At one time, it is said, the queen wished to elevate Plowden to the Lord Chancellorship. Plowden declined, deprecating religious persecution. The occasion, according to the History of Parliament, could only have been the vacancy of 1578. Plowden continued in the Queen's employ in his capacity as a lawyer.

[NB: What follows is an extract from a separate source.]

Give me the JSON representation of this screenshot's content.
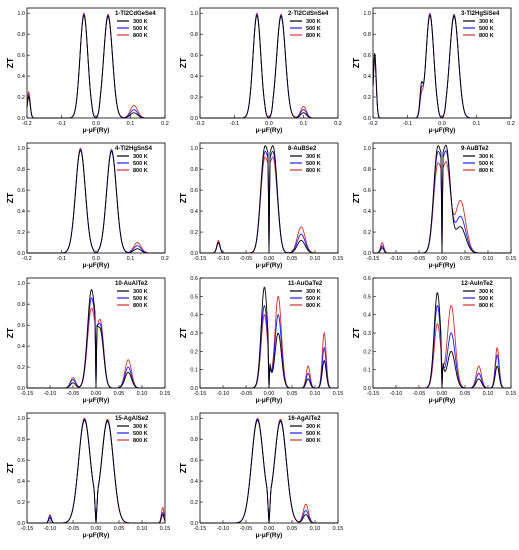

He sought to assist those of his faith, including his defence of Robert Horne, Bishop of Winchester. In 1565 he defended Edmund Bonner, with William Lovelace and Christopher Wray.

==Death==
Plowden died on 6 February 1585 in London and was buried in the Temple Church in London, where survives his monument and recumbent effigy.

=="The case is altered"==
"The case is altered" was a proverbial expression in the 17th century, as well as the title of a 1609 play by Ben Jonson. As "the case is alter'd, quoth Plowden", it is attached to anecdotes. In one of them, while defending a gentleman charged with hearing Mass, Plowden worked out that the service had been performed by a layman for the sole purpose of informing against those present, and exclaimed, "The case is altered; no priest, no Mass", and thus secured an acquittal.

==Works==
Plowden is noted today for his legal scholarship and theory, in his written works:

- Les comentaries ou les reportes de Edmunde Plowden (1571) in law French. The Commentaries were abridged by Thomas Ashe (around 1597), and indexed by William Fleetwood. They contained a report by Plowden on the legal status of the Duchy of Lancaster in relation to The Crown, and its settlement by Henry IV of England. Plowden and Anthony Browne had, two decades earlier, formulated the theory of the King's Two Bodies to explain political arrangements; Ernst Kantorowicz has argued that this doctrine came to the fore in the 1560s, in debates over the status of the Duchy.
- Quares del Monsieur Plowden.

A Treatise on Succession attempted to prove that Mary, Queen of Scots, was not debarred from the English throne under Henry VIII's will.

==Family==
Plowden married Catherine Sheldon of Beoley, daughter of the Worcestershire Member of Parliament William Sheldon; they had three sons and two daughters (Anne and Mary). Anne was the wife of Francis Perkins of Ufton, Berkshire, and Mary was the wife of Richard White of Hutton, Essex. Mary was also the mother of Thomas White.

Plowden's sister Margaret inherited the Rossall estates and married Richard Sandford of Eglington. Plowden helped John Cole, husband of Alice Sandford, daughter of Richard, to gain the seat of Bishop's Castle in 1584.